Uma pessoa rejeitada tende a ser agressiva, mas há outra vida possível.
Uma pessoa criticada tende a ser insegura, mas há outra vida possível.
Uma pessoa que coleciona fracassos tende a pensar que assim será até o resto da vida, mas há outra vida possível.
Talvez possamos definir as bem-aventuranças como um recado que poderia ser resumido numa expressão: goste de você mesmo!
Até os que sofrem devem gostar de si mesmos, pelas promessas que recebe. Até dos que sofrem é o Reino dos céus Há uma herança até para os que não têm nada. Até os massacrados pela vida podem ver a Deus. Até os injustiçados podem ser felizes. Até os malditos podem promover a paz e se tornar filhos de Deus.

CUIDADOS COM A PROMESSA
As bem-aventuranças são uma caixa de promessas de Deus. No entanto, cuidado.

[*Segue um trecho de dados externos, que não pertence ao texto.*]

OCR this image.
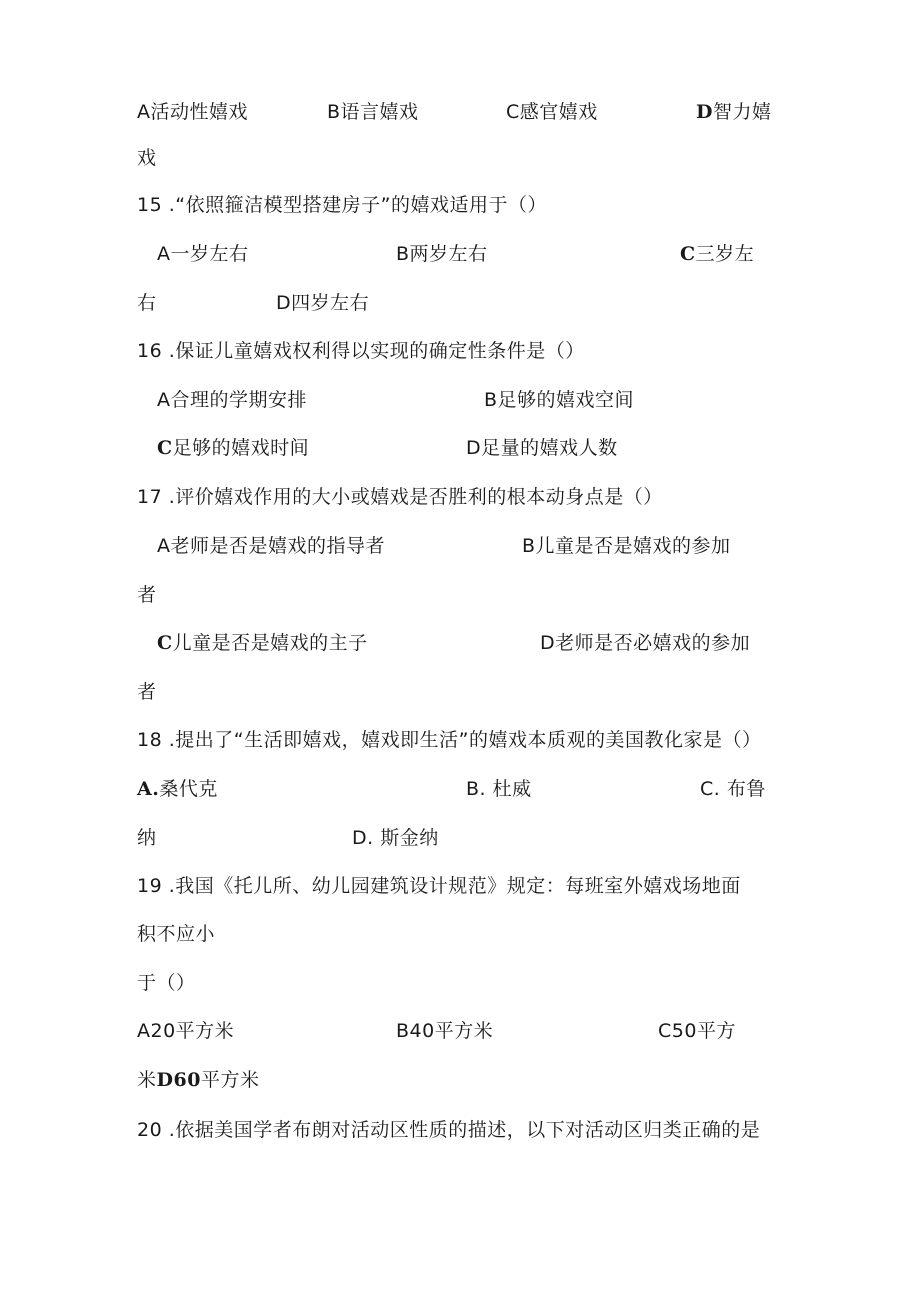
A活动性嬉戏	B语言嬉戏	C感官嬉戏	D智力嬉
戏
15 .“依照箍洁模型搭建房子”的嬉戏适用于（）
A一岁左右	B两岁左右	C三岁左
右	D四岁左右
16 .保证儿童嬉戏权利得以实现的确定性条件是（）
A合理的学期安排	B足够的嬉戏空间
C足够的嬉戏时间	D足量的嬉戏人数
17 .评价嬉戏作用的大小或嬉戏是否胜利的根本动身点是（）
A老师是否是嬉戏的指导者	B儿童是否是嬉戏的参加
者
C儿童是否是嬉戏的主子	D老师是否必嬉戏的参加
者
18 .提出了“生活即嬉戏，嬉戏即生活”的嬉戏本质观的美国教化家是（）
A.桑代克	B. 杜威	C. 布鲁
纳	D. 斯金纳
19 .我国《托儿所、幼儿园建筑设计规范》规定：每班室外嬉戏场地面
积不应小
于（）
A20平方米	B40平方米	C50平方
米D60平方米
20 .依据美国学者布朗对活动区性质的描述，以下对活动区归类正确的是
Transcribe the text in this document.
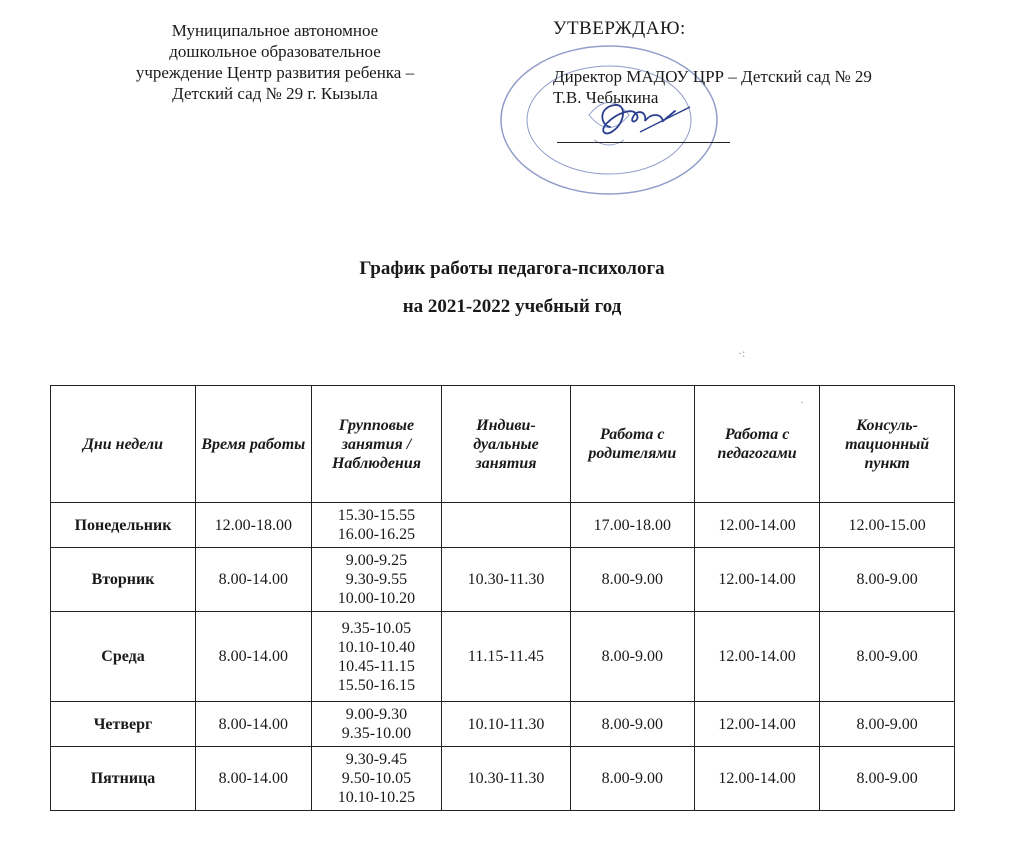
Муниципальное автономное
дошкольное образовательное
учреждение Центр развития ребенка –
Детский сад № 29 г. Кызыла
УТВЕРЖДАЮ:
Директор МАДОУ ЦРР – Детский сад № 29
Т.В. Чебыкина
График работы педагога-психолога
на 2021-2022 учебный год
·:
·
Дни недели	Время работы	Групповые занятия / Наблюдения	Индиви-дуальные занятия	Работа с родителями	Работа с педагогами	Консуль-тационный пункт
Понедельник	12.00-18.00	15.30-15.55
16.00-16.25		17.00-18.00	12.00-14.00	12.00-15.00
Вторник	8.00-14.00	9.00-9.25
9.30-9.55
10.00-10.20	10.30-11.30	8.00-9.00	12.00-14.00	8.00-9.00
Среда	8.00-14.00	9.35-10.05
10.10-10.40
10.45-11.15
15.50-16.15	11.15-11.45	8.00-9.00	12.00-14.00	8.00-9.00
Четверг	8.00-14.00	9.00-9.30
9.35-10.00	10.10-11.30	8.00-9.00	12.00-14.00	8.00-9.00
Пятница	8.00-14.00	9.30-9.45
9.50-10.05
10.10-10.25	10.30-11.30	8.00-9.00	12.00-14.00	8.00-9.00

A promessa de Deus não é um salvo-conduto para a exibição.
Nossa cultura é a do exibicionismo. As pessoas se comprazem em exibir carros, corpos e conhecimentos.
A toda hora lemos notícias sobre os carros que valem milhares de dólares comprados por artistas do palco e do campo. Geralmente de cores extravagantes, essas possantes maquinas são muitas vezes adquiridas por aquilo que falam dos seus donos, não necessariamente pelo que podem fazer nas ruas e estradas. As publicações que falam de vidas ditas celebres vendem muito, mais pelas fotos que trazem do que pelas informações que oferecem. Roupas são usadas com suas marcas, que deviam ficar na parte de dentro, em destaque no lado de fora. Músculos que deveriam ficar sob a roupa são realçados pela própria roupa. Títulos são demonstrados por anéis, pulseiras e tratamentos. Quem sentido tem, por exemplo, um pregador usar grossos e gordos anéis, se não para um reluzente exibicionismo?
Um dia destes recebi a notícia de um encontro afetivo. Os dois, conhecidos pela internet, se encontraram no aeroporto. Diante de uma pequena plateia, trocaram beijos (aparentemente) apaixonados. Como eu soube? Não foi por meio de um arquivo enviado aos parentes e amigos próximos. O material foi publicado num canal público na internet (youtube), disponível para quem quiser ver, sejam conhecidos ou desconhecidos.
Nas bem-aventuranças Jesus alista o que importa na vida. Que é não se exibir. Não parecer o que não é. O sentido da vida está debaixo da pele e atrás dos músculos. A vida que vale está além da aparência. Segundo Jesus Cristo, aquilo que fazemos nem a nossa outra mão deve saber (Mateus 6.3), quanto mais a multidão para a qual se se pode exibir.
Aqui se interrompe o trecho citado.